話を横で聞いていた若者たちは、天下のカンター道場の師範代を手玉に取ったというこの報告を聞いて目を丸くしている。
「よし。土産は受け取った。帰れ。お前たちも帰れ。俺はこれから練習をする」
「あ、父上。今日は練習を見学していきます」
「好きにしろ」
「私も見学させていただきます」
キーリンとアリアシアは見学する気だ。いつものことなのでリー=ウェンも気にはしない。五人の若者が、それでは私たちはと帰ろうとするところに、キーリンが声をかけた。
「皆さんは見学なさらないのですか」
五人が返事をする前に、覆いかぶせるようにリー=ウェンは言った。
「そいつらは弟子ではない。俺の家で俺の練習を見ることは許さない」
「では川の向こう側から見るのならかまいませんね。橋を渡れば父上の家ではないのですから」
リー=ウェンの借りている家はオルド街区の西南の外れにあり、街区に続く道とは川で隔てられている。とはいえ、長さ五歩に満たない橋を渡ればもう道なのだから、道から庭までは指呼の間である。

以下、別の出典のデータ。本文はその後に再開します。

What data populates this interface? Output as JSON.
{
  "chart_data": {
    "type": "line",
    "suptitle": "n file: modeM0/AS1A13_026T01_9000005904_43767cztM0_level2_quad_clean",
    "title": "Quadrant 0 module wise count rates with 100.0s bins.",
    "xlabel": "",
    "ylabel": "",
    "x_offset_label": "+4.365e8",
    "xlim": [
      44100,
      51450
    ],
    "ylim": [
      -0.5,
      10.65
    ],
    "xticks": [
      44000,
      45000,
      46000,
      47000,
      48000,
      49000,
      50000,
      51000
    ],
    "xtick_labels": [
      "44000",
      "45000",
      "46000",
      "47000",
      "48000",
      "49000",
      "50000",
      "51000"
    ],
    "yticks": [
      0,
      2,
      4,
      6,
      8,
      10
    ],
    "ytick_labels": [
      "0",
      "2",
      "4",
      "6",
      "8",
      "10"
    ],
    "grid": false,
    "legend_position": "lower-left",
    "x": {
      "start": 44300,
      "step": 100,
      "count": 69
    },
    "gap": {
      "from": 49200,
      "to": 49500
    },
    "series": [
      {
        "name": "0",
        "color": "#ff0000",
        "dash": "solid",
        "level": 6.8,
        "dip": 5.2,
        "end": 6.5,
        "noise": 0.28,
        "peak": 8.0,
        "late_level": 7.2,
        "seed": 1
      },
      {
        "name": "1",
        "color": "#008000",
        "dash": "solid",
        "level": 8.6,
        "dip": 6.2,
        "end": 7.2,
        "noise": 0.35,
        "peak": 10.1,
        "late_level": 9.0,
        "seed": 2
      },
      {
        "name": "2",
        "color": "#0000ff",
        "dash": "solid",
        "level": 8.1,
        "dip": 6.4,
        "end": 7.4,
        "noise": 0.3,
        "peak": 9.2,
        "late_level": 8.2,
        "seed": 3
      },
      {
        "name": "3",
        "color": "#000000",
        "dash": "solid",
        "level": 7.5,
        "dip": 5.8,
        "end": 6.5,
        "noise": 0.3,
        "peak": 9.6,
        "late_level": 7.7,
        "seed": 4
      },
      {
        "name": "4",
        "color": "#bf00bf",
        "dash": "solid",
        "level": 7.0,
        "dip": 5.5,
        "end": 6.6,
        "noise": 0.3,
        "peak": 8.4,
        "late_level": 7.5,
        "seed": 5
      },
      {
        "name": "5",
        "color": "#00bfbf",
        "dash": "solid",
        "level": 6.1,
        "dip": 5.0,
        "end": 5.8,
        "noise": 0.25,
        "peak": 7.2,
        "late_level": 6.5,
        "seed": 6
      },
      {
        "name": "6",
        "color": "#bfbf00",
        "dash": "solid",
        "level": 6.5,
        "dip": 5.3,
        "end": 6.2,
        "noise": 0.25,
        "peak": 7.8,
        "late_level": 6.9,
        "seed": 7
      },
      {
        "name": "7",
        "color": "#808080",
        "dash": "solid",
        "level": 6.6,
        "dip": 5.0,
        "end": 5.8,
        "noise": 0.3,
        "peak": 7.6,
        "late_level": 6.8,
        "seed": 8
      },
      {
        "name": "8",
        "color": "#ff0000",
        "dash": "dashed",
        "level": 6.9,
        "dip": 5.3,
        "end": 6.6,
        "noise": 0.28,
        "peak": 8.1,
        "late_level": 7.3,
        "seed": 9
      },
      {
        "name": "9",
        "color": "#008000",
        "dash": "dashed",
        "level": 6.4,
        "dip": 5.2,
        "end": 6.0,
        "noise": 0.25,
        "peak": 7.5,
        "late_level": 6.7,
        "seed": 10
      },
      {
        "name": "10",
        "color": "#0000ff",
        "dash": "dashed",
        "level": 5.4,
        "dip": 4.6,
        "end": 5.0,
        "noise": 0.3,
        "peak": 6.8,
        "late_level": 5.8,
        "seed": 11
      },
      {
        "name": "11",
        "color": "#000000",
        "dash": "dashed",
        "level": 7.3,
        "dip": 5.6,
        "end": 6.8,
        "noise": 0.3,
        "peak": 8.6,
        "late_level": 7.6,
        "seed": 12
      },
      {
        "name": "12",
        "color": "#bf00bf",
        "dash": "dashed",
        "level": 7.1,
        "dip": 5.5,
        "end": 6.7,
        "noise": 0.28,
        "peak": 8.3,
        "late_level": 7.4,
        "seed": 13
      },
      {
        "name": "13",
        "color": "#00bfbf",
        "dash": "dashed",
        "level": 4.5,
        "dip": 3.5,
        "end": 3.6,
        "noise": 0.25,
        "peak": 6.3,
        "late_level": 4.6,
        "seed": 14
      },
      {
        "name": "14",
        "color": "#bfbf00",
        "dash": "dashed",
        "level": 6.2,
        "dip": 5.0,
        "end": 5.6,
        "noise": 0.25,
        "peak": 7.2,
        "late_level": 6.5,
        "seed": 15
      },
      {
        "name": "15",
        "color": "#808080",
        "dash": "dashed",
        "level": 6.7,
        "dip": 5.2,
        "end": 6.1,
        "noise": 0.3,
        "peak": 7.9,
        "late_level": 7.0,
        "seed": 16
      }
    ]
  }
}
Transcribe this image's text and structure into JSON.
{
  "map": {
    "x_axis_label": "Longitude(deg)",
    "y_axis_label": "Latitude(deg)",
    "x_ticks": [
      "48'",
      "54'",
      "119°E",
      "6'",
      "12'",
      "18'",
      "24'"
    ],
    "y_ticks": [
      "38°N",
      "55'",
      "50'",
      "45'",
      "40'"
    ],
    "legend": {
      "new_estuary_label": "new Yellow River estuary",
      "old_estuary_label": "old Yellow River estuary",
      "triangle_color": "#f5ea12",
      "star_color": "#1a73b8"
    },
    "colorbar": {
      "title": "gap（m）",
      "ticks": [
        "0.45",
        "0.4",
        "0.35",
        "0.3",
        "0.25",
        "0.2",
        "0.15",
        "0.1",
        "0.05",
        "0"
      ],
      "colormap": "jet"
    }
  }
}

五人はすっかり喜んで、橋を渡って道に行儀良く並んでわくわくとこちらを見守っている。
「どこかに行け」
と言いたいところだが、道の上にいる者を追い払う権利があるかといわれればないような気がする。
それにキーリンと口論をすればするほど泥沼にはまる。ここは無視するにかぎる、とリー=ウェンは判断し、練習を始めた。
食い入るように、七人がそれを見つめた。